All #0 related code examples I have found are related to procedural code (IE code inside begin-end). What about continuous assignments and primitive instantiations? The IEEE 1364 & IEEE 1800 (Verilog & SystemVerilog respectively) only give a one line description that I can find (Quoting all version of IEEE 1364 under the section name "The stratified event queue"):
An explicit zero delay (#0) requires that the process be suspended and added as an inactive event for the current time so that the process is resumed in the next simulation cycle in the current time.
I read documents and talked with a few engineers that have been working with Verilog long before the IEEE Std 1364-1995. In summary, the inactive region was failed solution to synchronizing flip-flops with Verilog's indeterminate processing order. Later Verilog created non-blocking assignments (<=) and resolved the synchronizing with indeterminate order. The inactive region was left in the scheduler to not break legacy code and a few obscure corner cases. Modern guidelines say to avoid the using #0 because it creates race conditions and may hinder simulation performance. The performance impact is a don't care for small designs. I run huge designs that with mixed RTL to transistor level modules. So even small performance gains add up and not having to debug a rouge race conditions are time savers.
I've ran test case removing/adding #0 to Verilog primitives on large scale designs.
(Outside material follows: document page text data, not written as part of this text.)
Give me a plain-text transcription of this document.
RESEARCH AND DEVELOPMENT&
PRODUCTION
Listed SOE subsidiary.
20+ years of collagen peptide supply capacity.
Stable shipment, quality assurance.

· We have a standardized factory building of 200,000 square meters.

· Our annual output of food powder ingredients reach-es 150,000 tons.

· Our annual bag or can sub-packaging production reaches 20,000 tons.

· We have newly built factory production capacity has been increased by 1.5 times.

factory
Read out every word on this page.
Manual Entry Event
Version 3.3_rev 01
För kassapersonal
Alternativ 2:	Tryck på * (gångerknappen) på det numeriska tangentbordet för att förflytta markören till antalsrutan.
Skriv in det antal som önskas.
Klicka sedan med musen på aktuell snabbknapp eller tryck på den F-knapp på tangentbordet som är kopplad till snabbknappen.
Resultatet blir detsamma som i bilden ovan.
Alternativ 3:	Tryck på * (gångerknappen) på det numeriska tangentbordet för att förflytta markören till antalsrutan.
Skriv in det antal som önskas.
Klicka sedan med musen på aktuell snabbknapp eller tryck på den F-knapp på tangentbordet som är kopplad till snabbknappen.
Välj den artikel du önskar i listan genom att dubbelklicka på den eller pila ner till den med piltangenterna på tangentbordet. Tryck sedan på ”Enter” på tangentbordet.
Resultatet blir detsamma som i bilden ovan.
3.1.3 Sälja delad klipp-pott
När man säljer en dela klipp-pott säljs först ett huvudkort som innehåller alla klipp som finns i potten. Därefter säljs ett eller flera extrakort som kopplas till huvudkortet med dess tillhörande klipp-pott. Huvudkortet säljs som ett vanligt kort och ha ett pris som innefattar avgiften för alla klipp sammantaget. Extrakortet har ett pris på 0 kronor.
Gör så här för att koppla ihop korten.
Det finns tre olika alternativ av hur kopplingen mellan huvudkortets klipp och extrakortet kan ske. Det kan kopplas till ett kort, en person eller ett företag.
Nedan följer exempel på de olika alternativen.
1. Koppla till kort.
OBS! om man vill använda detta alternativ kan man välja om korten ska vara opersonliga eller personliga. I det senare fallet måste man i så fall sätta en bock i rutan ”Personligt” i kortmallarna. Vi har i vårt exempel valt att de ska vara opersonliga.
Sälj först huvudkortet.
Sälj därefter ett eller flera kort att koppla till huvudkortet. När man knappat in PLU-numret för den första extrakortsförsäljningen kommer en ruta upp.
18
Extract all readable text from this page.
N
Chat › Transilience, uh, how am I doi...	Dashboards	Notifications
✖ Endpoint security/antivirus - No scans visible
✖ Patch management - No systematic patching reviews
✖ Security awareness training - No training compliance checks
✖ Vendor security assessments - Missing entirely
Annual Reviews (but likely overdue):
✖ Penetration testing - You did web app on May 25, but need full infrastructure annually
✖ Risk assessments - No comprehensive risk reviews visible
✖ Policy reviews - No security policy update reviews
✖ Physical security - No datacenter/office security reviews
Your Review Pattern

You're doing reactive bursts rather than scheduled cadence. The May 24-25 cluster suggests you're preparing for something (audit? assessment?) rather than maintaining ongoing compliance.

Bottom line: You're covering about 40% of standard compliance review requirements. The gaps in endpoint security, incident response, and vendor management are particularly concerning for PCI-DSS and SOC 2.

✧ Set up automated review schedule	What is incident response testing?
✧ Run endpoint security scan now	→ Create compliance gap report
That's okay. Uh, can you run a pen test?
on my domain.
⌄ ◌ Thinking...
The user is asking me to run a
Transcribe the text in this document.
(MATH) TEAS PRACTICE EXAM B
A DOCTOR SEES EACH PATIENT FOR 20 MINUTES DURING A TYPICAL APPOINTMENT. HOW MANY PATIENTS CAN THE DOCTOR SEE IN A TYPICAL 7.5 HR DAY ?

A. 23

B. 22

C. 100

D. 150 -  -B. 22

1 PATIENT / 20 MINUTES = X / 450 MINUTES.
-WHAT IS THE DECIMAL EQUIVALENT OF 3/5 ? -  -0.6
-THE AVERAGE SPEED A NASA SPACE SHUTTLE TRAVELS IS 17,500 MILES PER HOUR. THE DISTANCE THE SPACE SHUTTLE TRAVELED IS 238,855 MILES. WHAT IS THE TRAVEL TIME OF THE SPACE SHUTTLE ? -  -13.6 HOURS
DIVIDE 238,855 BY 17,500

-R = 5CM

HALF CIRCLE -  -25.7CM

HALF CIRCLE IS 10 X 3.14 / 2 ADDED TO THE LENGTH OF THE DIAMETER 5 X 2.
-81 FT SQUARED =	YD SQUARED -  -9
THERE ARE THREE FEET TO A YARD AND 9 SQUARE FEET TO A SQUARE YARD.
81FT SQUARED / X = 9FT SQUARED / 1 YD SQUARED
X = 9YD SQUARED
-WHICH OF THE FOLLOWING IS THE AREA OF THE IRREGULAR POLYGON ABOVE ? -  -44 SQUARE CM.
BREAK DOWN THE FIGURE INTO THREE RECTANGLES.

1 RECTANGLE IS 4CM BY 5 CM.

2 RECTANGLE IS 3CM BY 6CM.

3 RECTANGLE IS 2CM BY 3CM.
Some simulators have notable changes others do not. It is difficult to tell who is doing a better job following the LRM or has a smarter optimizer.
Adding a per-compile script to remove hard coded forms of #0, is easy enough. The challenge is with parameterized delay. Do I really need to create generate blocks for to avoid the inactive region? Feels like it could introduce more problems than solve:
generate
if ( RISE > 0 || FALL > 0)
tranif1 #(RISE,FALL) ipassgate ( D, S, G );
else
tranif1 ipassgate ( D, S, G );
if ( RISE > 0 || FALL > 0 || DECAY > 0)
cmos #(RISE,FALL,DECAY) i1 ( out, in, NG, PG );
else
cmos i1 ( out, in, NG, PG );
if (DELAY > 0)
assign #(DELAY) io = drive ? data : 'z;
else
assign io = drive ? data : 'z;
endgenerate
Verilog primitives and continuous assignments have been with Verilog since the beginning. I believe parameterized delay has been around longer then the inactive region. I haven't found any documentation on recommendation or explanation for these conditions. My local network of Verilog/SystemVerilog gurus are all unsure which region it should run in. Is there a detail we are all overlooking or is it a gray area in the language? If it is a gray area, how do I determine which way it is implanted?
An accepted answer should include a citation to any version of IEEE1364 or IEEE1800. Or at least a way to do proof of concept testing.
This is an easy one. Section 28.16 Gate and net delays of the 1800-2012 LRM as well as section 7.14 Gate and net delays of the 1364-2005 LRM both say
For both gates and nets, the default delay shall be zero when no delay
specification is given.
So that means
gateName instanceName (pins);
is equivalent to writing
gateName #0 instanceName (pins);
I'm not sure where the text you quoted came from, but section 4.4.2.3 Inactive events region of the 1800-2012 LRM says
If events are being executed in the active region set, an explicit #0
delay control requires the process to be suspended and an event to be
scheduled into the Inactive region of the current time slot so that
the process can be resumed in the next Inactive to Active iteration.
The key text is delay control, which is a procedural construct. So #0 as an inactive event only applies to procedural statements.
The problem with procedural #0's is that they move race conditions, they don't eliminate them. Sometimes you have to add multiple serial #0's to move away from a races condition, but you don't always know how many because another piece of code is also adding #0's. Just look at the UVM code; it's littered with messy #0's because they did not take the time to code things properly.